Now the dreary power-mongers  have cast their hungry eyes on the last outpost of non-conformity: Guangdong.

Only a naive person will believe that this shutting down of the Cantonese-speaking media is for the “benefit” of outsiders during the Asian Games. When the games are over, of course the Mandarin prime time broadcasts will stay firmly in place; then eating their way into the non- prime time slots as well, until there is no Cantonese language broadcasts in the province.

And when that is done, guess what: Hong Kong will be next.

With our dear un-elected useful idiots at the helm, don’t you think we’ll see ever more “Speak Mandarin, you know you want to” campaigns, cloaked in “useful” “good for the economy” “compete with Shanghai” “win-win” meaningless drivel.

Soon we will also, like the mainland, have trains called “Harmony” and Hong Kong government officials singing the praises of dull, un-inventive, communist speech-making, imperialist Mandarin.

Many Hong Kong people have been actively trying to get rid of Cantonese for years, without really being able to speak Mandarin. It used to be English that was top of these self-hating weaklings’ list, now it’s Putong Bloody Hua.

This kind of linguistic and cultural imperialism used to work well in the 18th and 19th centuries.
Nowadays, people know well that just because you can learn to speak one language doesn’t mean you have to ban/look down on/belittle your own.

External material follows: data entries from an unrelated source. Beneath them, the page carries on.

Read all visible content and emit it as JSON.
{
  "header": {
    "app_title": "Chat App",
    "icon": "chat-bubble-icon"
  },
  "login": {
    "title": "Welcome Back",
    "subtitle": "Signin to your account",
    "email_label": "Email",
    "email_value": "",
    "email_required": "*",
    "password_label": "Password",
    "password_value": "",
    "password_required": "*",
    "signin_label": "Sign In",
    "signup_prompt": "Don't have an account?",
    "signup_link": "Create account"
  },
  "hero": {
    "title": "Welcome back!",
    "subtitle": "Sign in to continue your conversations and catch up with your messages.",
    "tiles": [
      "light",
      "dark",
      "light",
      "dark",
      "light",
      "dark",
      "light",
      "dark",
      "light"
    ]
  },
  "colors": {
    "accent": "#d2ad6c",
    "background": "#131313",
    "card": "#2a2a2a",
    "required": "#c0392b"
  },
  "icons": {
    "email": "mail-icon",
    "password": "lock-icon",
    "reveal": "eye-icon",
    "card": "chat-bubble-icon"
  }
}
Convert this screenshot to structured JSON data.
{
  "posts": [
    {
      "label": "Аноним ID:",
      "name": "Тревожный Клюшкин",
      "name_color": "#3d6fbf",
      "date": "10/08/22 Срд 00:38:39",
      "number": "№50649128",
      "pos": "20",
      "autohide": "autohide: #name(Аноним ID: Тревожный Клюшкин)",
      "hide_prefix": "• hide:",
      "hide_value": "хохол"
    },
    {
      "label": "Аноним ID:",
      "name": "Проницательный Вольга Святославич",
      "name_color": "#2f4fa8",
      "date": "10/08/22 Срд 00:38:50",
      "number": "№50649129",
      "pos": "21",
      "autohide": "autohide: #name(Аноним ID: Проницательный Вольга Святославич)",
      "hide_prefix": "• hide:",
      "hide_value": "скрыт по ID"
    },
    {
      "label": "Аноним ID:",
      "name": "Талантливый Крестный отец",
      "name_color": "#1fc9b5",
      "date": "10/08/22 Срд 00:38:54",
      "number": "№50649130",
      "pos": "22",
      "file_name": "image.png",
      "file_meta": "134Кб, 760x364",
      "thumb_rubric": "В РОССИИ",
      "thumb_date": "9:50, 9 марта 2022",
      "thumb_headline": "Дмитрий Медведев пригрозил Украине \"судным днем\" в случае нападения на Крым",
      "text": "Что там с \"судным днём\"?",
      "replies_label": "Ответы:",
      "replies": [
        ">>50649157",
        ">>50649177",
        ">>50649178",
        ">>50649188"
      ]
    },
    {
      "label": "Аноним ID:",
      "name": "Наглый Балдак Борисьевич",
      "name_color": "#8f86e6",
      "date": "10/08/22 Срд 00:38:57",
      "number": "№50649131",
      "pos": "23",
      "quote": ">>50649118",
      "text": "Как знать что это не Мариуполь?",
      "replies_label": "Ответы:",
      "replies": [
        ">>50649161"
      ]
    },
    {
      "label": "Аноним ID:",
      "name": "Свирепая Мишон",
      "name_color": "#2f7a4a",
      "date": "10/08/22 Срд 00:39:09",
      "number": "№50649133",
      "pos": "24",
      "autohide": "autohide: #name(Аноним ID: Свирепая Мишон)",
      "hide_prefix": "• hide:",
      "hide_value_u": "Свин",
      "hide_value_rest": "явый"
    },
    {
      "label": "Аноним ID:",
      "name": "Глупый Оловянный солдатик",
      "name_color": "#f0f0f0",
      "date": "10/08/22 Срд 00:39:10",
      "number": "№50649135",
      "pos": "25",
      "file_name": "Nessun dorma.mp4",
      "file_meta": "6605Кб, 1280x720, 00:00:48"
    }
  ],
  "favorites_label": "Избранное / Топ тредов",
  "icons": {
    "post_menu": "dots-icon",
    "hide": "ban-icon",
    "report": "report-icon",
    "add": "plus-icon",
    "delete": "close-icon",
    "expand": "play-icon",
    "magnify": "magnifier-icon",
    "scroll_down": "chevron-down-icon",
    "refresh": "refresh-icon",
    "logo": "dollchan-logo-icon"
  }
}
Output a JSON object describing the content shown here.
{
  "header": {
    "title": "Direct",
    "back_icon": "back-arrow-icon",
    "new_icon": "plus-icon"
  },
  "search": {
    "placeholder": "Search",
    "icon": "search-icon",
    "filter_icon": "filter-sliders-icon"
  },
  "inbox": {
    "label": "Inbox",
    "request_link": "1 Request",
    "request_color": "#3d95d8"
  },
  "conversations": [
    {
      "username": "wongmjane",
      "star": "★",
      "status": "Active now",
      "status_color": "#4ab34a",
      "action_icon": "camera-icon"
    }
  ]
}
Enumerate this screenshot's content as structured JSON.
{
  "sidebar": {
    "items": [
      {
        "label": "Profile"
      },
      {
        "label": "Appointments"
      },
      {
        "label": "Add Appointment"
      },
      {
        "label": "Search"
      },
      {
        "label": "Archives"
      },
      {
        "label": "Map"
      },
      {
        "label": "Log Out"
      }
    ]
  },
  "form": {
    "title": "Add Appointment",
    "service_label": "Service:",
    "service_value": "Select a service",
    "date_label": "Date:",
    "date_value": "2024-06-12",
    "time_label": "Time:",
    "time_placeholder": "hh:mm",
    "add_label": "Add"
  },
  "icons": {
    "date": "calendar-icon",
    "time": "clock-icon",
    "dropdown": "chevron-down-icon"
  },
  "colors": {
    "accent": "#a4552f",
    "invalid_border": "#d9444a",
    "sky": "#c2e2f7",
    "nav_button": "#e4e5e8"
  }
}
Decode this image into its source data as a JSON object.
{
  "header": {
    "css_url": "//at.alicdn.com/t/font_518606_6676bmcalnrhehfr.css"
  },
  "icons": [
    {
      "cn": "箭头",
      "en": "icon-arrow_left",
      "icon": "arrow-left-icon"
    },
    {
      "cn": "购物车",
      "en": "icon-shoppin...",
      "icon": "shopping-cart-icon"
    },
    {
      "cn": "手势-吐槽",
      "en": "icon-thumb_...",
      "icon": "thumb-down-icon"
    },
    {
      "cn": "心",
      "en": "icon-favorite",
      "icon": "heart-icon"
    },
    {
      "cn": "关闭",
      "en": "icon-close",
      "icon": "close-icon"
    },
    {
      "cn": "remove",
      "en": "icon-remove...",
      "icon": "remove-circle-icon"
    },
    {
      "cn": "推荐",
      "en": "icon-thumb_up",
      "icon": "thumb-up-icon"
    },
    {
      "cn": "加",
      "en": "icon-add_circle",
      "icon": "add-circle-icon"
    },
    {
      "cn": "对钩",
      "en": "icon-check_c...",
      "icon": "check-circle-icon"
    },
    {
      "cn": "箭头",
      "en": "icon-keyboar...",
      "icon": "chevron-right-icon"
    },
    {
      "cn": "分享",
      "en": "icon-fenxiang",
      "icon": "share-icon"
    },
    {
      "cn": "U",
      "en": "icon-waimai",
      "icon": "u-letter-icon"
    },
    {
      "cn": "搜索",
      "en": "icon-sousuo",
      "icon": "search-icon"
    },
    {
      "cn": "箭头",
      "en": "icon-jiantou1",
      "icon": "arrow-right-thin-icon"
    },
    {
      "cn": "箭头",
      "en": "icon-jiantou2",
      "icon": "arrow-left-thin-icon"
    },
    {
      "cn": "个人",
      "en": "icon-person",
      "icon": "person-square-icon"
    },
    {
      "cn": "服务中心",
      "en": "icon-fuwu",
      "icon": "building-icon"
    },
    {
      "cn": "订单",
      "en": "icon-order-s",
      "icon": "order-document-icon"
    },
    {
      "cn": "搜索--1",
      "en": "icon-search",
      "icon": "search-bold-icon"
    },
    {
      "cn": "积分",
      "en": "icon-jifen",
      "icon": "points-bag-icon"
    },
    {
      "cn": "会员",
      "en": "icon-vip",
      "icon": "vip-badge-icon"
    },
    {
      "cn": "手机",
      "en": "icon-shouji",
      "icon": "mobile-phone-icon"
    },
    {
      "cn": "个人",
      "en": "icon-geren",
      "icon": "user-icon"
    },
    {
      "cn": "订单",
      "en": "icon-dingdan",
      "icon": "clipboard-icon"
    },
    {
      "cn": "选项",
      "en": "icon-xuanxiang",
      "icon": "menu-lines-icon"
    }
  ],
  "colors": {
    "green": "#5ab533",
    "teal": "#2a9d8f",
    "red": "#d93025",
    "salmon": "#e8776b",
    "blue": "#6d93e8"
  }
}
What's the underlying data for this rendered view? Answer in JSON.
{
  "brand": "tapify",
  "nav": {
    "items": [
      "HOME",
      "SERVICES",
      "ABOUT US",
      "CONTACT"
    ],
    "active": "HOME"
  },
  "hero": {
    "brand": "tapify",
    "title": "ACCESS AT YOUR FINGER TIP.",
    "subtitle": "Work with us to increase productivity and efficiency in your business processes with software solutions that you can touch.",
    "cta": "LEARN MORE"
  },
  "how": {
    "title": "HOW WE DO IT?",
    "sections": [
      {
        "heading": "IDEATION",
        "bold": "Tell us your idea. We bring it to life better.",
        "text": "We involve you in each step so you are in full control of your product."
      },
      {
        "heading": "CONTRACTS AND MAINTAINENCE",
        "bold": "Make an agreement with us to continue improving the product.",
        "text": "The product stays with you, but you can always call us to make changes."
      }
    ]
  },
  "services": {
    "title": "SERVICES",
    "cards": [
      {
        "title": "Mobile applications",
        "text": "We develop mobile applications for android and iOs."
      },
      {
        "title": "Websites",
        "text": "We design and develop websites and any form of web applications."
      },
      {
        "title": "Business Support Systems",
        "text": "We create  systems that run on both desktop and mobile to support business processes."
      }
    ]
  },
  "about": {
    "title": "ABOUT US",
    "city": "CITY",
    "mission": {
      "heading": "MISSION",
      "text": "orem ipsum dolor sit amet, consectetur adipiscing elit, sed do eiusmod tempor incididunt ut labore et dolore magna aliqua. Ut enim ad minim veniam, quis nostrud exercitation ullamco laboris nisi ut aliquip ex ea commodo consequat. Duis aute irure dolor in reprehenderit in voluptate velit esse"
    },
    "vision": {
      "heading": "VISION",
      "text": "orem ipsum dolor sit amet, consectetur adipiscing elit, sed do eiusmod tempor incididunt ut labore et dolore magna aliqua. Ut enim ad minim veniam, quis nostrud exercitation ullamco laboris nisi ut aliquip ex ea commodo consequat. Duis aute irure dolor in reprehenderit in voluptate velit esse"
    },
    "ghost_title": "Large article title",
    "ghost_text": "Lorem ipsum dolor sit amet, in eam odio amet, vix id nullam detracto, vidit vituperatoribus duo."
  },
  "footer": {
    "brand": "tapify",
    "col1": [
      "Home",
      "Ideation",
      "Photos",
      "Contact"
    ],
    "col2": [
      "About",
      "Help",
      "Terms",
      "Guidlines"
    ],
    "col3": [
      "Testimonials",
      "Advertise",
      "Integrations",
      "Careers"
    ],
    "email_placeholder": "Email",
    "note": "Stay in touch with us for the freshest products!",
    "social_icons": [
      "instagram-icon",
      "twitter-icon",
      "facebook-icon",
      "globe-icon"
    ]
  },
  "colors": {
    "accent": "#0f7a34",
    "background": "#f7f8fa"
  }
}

I’m Norwegian. I learnt English, German and French at school. When I came to China, I learnt Mandarin first, and then Cantonese. Does that mean I should get rid of Norwegian???

What are these people ON?? Oh, I know what. A total power trip.

But it won’t work. Cantonese people in Guangdong will, if anything, crank up the Canto. The more stations that get shut down, the more they will speak their wonderful, ancient but always fresh, vibrant and totally cool language.

For that’s what those fuckers up north have against Cantonese, apart from the fact that it irks them so that they can’t understand it and therefore won’t know if someone is plotting against them, isn’t it.

Cantonese is cool and happening; something Mandarin hasn’t been since 1949.